The Ministry of Defence is analysing the recent proposal to increase pension flexibilities in the NHS Pension Scheme to see how these can be applied to service personnel, including armed forces doctors, FTAdviser can reveal.
In a consultation published this week (September 11), the Department of Health and Social Care proposed to allow defined benefit scheme members to choose a personalised pension growth level at the start of each tax year.
Members will then be given the option to top up their pension pots when they are clearer on total earnings for tax purposes, or phase in a large increase in pensionable pay.
However, this is an issue that also affects other public sector workers, including the ones in the Armed Forces Pension Scheme.
A Ministry of Defence spokesperson said: “We are currently reviewing the Department of Health and Social Care's proposals to assess their potential impact on service personnel.”
A freedom of information request from Quilter showed 3,840 scheme members breached their annual tax-free pensions savings limit in 2017/18.

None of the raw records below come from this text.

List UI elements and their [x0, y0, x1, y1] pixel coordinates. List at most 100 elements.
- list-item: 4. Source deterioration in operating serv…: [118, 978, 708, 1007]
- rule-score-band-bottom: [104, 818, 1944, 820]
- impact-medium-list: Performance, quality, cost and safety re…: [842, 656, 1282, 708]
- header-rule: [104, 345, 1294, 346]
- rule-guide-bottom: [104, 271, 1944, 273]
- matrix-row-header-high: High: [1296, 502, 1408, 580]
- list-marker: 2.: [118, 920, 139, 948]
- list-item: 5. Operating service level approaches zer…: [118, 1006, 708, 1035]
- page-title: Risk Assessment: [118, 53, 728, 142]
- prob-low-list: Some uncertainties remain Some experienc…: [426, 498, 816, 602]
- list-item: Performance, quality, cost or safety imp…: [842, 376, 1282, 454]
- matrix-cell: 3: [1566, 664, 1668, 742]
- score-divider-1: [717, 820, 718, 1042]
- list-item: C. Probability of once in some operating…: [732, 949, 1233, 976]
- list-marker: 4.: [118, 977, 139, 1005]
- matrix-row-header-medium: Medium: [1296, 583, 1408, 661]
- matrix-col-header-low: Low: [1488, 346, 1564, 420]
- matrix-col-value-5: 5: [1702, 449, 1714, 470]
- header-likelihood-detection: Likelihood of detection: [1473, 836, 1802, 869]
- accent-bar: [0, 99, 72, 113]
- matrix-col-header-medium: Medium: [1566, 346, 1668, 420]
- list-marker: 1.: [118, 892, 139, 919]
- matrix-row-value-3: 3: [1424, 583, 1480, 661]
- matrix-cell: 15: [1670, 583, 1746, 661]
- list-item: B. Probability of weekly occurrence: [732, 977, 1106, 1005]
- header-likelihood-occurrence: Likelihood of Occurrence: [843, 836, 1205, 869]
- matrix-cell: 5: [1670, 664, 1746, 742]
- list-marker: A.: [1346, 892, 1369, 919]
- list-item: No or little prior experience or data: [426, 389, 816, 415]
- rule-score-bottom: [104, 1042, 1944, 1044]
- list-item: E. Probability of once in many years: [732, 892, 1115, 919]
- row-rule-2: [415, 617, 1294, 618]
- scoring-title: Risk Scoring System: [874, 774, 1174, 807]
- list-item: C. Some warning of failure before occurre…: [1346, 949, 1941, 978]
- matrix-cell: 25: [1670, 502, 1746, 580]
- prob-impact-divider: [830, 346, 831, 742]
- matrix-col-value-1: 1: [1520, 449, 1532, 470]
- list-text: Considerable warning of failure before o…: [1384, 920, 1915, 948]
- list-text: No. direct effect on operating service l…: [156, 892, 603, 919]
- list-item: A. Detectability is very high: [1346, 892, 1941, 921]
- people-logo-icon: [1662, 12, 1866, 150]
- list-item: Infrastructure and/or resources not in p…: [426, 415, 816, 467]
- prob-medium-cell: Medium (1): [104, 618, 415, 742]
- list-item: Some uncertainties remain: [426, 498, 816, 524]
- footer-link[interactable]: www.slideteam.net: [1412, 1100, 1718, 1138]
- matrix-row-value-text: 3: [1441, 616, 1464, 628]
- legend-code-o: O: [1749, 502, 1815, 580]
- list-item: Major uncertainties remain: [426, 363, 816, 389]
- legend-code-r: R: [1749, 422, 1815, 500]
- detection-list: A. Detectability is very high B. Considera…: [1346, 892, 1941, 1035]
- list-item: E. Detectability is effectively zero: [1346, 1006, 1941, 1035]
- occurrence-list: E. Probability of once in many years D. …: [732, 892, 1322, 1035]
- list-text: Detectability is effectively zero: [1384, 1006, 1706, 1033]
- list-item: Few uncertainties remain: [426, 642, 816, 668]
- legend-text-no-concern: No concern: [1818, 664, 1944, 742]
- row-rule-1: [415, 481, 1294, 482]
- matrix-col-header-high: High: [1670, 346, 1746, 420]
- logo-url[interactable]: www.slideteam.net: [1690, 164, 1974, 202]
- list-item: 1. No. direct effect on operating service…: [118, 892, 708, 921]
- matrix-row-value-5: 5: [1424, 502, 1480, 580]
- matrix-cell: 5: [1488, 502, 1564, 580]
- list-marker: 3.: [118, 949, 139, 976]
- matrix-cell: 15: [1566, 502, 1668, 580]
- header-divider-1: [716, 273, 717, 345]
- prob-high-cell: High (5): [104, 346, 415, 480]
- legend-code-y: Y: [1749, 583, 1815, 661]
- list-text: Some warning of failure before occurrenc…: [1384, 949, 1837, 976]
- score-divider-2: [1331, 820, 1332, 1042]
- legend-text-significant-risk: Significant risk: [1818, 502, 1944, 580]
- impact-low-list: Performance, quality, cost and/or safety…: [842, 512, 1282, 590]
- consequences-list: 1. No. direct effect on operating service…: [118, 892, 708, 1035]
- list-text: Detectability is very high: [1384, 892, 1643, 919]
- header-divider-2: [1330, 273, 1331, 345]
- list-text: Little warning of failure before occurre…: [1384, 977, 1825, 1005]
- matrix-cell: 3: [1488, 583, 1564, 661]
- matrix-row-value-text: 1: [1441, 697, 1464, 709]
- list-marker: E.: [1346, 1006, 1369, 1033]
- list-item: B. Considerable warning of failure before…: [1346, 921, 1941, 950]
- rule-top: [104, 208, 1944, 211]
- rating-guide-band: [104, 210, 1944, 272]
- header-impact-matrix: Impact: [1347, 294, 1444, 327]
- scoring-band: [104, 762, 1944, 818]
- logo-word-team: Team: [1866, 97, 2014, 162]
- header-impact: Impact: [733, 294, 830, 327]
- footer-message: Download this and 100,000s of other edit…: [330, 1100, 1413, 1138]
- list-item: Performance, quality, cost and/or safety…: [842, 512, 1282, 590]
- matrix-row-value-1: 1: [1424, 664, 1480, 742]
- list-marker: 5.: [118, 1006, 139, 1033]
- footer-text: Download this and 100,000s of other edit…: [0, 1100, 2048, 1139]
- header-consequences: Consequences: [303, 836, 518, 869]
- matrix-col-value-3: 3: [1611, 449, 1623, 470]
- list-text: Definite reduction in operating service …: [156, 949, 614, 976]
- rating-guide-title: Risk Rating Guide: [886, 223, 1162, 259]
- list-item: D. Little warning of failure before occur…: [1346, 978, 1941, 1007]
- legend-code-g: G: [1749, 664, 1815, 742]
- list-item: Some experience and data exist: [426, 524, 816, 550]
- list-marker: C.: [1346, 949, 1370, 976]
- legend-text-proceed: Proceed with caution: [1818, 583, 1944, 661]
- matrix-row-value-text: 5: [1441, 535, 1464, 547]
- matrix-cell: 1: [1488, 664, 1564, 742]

This represented a fourfold increase on the 1,010 personnel who breached the allowance in 2015/16. The number of breaches peaked at 3,920 in 2016/17.
The main driver behind these breaches is the annual allowance taper introduced in 2016.
The taper gradually reduces the allowance for those on high incomes, meaning they are more likely to suffer an annual tax charge on contributions and a lifetime allowance tax charge on their benefits.
It means that for every £2 of adjusted income above £150,000 a year, £1 of annual allowance will be lost.
In August, the government announced that HM Treasury would be reviewing the impact of the tapered annual allowance after doctors have been campaigning to scrap it for months.
Ian Browne, pensions expert at Quilter, noted that “perhaps now that another department has been dragged into this sorry fiasco, ministers will finally begin to realise that the solution is to ditch this failed policy”.
He added: “Refusing to do so will force public sector schemes to come up with a patchwork blanket of different fixes and fiddles to address the fallout.
“It really should never have come to this. The pension tax troubles of NHS clinicians have grabbed the headlines because they have directly contributed to longer waiting times and missed operations, a PR disaster which has forced the government’s hand.
“Doctors are also backed by a powerful lobby that have forced the issue onto the political agenda – even the prime minister had to wade into to promise a fix to the problem.”
Mr Browne noted that the pensions industry “has been banging its head against a brick wall for months trying to explain that this problem will spread to other departments”.
He added: “The policy disaster has forced the Department for Health into two consultations in just a few months, and now the Ministry of Justice will be forced to go through the same process.
“It is absurd that such as ill-conceived Treasury policy has been stubbornly implemented at the expense of so many key public services.